How did southern food come into being? The early cooking of southern food was primarily done by blacks, men and women. In the home, in hotels, in boardinghouses, on boats, on trains, and at the White House. Cooking is hard and demanding. It was then, and it still is now. What began as hard work became creative work. There is something about the South that stimulates creativity in people, be they black or white writers, artists, cooks, builders, or primitives that pass away without knowing they were talented. It is also interesting to note that the South developed the only cuisine in this country. Living in a rural setting is inspiring: Birds, the quiet, flowers, trees, gardens, fields, music, love, sunshine, rain, and the smells of the earth all play a part in the world of creativity. It has nothing to do with reading or writing. Many of those cooks could not read or write.
I grew up among people who worked together, traded seed, borrowed setting hens if their own were late setting. Early hatched chickens were like a prize. Neighbors would compete to see who would serve the first spring chickens pan-sautéed. The first spring greens, lettuce, scallions in a vinegar dressing with salt, pepper, and sugar—no oil. They shared favors of all kinds, joined in when it came to planting or harvesting a crop, wheat threshing, hog butchering, and cutting ice on the ponds to store for the summer in the community icehouse.
I grew up noticing the food feasts, picnics, church revival dinners with long white tablecloths. Families put out warm fried chicken, braised leg of mutton, thin slices of boiled Virginia ham. Green beans cooked in pork stock, beets in a vinaigrette sauce. English peas in cream. Baked tomatoes with crusty squares of bread on top. Fragrant corn pudding. Potato salad with a boiled dressing. Watermelon and cantaloupe pickles and relishes, preserves and jellies, and iced tea.

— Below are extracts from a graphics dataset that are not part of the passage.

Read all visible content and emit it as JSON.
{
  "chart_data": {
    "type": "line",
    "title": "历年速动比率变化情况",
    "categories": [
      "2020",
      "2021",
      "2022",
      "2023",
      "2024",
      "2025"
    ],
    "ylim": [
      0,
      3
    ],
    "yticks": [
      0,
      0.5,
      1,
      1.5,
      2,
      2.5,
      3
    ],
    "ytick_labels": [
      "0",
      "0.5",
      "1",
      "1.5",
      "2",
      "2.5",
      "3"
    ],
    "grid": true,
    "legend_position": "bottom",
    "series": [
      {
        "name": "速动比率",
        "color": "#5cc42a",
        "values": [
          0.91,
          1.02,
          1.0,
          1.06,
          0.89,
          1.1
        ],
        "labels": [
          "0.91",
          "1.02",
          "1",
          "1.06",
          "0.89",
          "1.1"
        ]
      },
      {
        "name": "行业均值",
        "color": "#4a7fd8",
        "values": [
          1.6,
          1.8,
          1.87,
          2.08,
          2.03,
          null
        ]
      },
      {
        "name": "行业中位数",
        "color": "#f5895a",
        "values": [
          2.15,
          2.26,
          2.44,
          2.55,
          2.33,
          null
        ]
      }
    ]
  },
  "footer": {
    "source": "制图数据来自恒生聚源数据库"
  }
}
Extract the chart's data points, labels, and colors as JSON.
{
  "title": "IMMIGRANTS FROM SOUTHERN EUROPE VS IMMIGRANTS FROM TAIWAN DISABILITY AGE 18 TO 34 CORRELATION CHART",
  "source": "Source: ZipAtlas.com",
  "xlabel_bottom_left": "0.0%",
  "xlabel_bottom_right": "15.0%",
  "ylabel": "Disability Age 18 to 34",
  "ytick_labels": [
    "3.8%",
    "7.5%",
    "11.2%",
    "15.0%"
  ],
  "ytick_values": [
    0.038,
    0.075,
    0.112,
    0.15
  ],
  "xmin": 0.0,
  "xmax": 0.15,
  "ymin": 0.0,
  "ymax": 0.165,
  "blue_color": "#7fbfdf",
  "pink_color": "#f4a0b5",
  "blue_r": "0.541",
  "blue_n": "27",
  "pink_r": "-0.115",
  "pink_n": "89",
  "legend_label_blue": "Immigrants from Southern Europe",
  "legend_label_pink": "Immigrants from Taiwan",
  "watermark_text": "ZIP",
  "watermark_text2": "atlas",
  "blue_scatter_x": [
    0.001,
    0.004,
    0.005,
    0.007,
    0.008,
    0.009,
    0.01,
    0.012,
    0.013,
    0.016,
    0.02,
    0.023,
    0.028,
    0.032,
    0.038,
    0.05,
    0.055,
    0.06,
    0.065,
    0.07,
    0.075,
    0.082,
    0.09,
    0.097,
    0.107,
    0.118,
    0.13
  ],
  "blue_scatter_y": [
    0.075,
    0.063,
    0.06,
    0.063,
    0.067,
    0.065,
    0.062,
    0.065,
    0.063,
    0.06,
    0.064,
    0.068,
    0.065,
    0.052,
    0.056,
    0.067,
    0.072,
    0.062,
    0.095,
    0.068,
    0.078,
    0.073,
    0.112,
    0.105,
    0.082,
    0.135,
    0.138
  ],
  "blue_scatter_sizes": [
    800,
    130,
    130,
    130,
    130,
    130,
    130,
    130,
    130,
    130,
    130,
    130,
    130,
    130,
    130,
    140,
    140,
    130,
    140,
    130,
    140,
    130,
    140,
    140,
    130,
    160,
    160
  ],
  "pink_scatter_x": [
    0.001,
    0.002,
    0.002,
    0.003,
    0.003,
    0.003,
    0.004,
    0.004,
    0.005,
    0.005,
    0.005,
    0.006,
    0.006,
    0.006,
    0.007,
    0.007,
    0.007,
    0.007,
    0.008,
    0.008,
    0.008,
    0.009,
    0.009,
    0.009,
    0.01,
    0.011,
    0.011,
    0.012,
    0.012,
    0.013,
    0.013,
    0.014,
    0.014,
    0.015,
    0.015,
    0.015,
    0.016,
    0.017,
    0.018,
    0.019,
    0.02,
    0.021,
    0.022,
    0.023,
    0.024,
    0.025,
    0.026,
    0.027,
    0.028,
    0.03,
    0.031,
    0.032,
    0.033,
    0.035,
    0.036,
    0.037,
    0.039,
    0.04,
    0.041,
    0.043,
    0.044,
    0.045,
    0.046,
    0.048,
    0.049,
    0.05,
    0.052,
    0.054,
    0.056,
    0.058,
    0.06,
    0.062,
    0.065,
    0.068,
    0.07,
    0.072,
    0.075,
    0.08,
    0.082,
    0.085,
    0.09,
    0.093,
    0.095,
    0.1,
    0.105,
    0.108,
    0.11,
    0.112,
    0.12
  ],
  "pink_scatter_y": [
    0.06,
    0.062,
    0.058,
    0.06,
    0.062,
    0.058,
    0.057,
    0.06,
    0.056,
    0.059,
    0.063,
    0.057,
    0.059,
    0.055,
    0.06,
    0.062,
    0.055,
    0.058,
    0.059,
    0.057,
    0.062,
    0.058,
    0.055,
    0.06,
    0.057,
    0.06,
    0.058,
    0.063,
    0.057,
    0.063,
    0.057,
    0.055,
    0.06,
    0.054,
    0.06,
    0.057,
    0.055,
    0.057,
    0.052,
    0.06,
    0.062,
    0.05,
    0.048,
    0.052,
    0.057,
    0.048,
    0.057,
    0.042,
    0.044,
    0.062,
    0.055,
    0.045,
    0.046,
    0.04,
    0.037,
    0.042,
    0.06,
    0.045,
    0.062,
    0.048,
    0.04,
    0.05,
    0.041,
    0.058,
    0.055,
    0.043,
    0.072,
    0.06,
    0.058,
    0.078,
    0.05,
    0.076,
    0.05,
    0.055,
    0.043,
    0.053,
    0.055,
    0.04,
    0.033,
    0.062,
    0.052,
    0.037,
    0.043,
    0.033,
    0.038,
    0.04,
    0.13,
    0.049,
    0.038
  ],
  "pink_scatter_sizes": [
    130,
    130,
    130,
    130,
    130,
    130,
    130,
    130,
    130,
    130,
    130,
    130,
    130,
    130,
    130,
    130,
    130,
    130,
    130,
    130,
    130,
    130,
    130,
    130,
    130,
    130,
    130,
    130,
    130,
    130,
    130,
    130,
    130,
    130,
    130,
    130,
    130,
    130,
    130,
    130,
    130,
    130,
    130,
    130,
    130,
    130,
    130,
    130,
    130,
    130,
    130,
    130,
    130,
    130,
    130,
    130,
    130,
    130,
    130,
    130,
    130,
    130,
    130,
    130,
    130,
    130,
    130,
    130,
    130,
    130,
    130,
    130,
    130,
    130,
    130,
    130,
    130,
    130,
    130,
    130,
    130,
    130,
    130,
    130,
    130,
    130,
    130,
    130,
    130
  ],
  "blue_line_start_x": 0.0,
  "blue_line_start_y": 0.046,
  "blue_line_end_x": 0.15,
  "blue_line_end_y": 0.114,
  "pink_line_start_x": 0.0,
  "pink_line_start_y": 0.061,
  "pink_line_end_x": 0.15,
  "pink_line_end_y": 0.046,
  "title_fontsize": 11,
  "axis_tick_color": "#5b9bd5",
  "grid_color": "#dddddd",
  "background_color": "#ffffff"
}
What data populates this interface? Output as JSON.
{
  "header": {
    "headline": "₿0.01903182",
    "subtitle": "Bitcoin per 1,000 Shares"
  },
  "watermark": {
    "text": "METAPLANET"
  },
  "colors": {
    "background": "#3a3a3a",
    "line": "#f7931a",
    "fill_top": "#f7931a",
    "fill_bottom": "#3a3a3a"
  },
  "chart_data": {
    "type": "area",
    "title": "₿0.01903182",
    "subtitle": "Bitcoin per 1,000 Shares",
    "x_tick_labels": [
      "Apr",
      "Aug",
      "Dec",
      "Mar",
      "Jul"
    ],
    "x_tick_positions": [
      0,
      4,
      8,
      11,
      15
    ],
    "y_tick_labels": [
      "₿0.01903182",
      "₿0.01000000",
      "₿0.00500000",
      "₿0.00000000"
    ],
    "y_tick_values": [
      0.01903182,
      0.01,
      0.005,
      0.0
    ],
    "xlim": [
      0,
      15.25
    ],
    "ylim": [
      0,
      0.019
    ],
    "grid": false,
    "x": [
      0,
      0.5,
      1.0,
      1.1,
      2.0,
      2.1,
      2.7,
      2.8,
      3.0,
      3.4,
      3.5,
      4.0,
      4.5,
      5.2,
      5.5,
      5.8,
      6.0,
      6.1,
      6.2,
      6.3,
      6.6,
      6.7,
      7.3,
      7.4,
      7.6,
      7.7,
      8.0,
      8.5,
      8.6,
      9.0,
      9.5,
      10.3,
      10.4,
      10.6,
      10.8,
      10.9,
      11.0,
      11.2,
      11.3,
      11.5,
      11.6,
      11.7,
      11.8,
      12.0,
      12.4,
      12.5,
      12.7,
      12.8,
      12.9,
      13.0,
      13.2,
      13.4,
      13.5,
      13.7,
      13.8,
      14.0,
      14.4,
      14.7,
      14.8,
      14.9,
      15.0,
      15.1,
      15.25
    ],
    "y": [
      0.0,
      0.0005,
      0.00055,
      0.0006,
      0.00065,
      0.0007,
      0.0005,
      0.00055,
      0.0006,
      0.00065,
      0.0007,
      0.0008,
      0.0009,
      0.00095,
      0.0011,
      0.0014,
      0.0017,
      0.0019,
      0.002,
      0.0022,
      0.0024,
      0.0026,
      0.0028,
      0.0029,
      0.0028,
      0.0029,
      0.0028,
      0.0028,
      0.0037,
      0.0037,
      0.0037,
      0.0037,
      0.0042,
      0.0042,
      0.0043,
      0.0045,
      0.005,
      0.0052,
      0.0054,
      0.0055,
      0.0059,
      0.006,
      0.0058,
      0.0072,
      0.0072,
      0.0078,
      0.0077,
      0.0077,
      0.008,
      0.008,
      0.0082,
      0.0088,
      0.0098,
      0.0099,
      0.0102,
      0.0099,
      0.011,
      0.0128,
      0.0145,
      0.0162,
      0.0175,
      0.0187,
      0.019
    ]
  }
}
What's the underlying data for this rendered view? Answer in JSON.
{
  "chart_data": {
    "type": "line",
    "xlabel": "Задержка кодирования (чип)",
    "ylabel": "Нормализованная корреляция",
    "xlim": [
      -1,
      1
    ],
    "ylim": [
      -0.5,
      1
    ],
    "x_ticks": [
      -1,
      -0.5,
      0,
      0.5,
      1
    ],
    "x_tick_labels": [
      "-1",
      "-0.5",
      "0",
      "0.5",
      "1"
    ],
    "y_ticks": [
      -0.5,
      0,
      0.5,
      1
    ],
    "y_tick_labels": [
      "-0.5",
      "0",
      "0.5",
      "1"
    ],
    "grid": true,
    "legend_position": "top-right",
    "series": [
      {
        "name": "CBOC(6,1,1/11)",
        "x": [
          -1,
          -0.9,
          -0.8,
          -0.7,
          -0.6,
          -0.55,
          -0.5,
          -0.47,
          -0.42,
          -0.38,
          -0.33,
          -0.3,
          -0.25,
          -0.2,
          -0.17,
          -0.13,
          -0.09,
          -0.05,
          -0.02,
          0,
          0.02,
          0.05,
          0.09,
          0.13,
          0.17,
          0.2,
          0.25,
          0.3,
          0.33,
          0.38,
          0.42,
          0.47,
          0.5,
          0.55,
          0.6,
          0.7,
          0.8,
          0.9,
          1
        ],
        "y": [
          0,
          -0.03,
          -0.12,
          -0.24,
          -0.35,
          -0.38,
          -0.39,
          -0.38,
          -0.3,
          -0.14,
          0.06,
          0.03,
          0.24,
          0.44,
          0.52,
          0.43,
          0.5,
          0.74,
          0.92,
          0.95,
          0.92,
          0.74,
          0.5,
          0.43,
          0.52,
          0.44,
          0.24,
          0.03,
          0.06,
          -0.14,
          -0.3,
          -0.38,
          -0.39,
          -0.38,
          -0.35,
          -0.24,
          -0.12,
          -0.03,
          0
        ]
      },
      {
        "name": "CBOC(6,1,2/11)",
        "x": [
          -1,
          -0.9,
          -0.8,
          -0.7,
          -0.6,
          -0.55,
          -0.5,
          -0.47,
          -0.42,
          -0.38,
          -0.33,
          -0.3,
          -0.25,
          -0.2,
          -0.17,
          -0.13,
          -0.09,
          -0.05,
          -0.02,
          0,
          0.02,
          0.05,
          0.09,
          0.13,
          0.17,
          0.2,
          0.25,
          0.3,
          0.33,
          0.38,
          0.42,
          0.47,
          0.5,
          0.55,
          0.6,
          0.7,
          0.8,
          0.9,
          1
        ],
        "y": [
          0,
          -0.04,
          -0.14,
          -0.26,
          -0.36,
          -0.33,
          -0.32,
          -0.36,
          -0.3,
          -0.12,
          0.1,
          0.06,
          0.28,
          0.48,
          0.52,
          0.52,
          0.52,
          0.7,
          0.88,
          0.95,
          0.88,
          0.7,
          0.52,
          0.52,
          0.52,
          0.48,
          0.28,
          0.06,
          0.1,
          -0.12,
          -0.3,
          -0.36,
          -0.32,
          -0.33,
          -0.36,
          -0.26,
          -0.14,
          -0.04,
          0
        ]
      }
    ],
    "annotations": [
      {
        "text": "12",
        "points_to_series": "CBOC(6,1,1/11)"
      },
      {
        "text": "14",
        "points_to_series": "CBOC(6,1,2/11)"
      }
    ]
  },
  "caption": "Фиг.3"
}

Southern is an early spring morning shrouded in a thick mist. The warmth of a bright sunrise reveals shimmering jewellike dewdrops upon thicket and fence. A large spiderweb glistens, a spider trying desperately to wind its prey into the web. My father set out to prepare for planting corn. The first day, I walked behind him while he was plowing and singing one of his favorite hymns. For me, it was a great moment. Walking along, pressing my bare feet against the warm plowed earth. All of the chickens were behind me, picking up the earthworms and bugs. He turned up roots of sassafras bushes, which we took to the house for the next morning.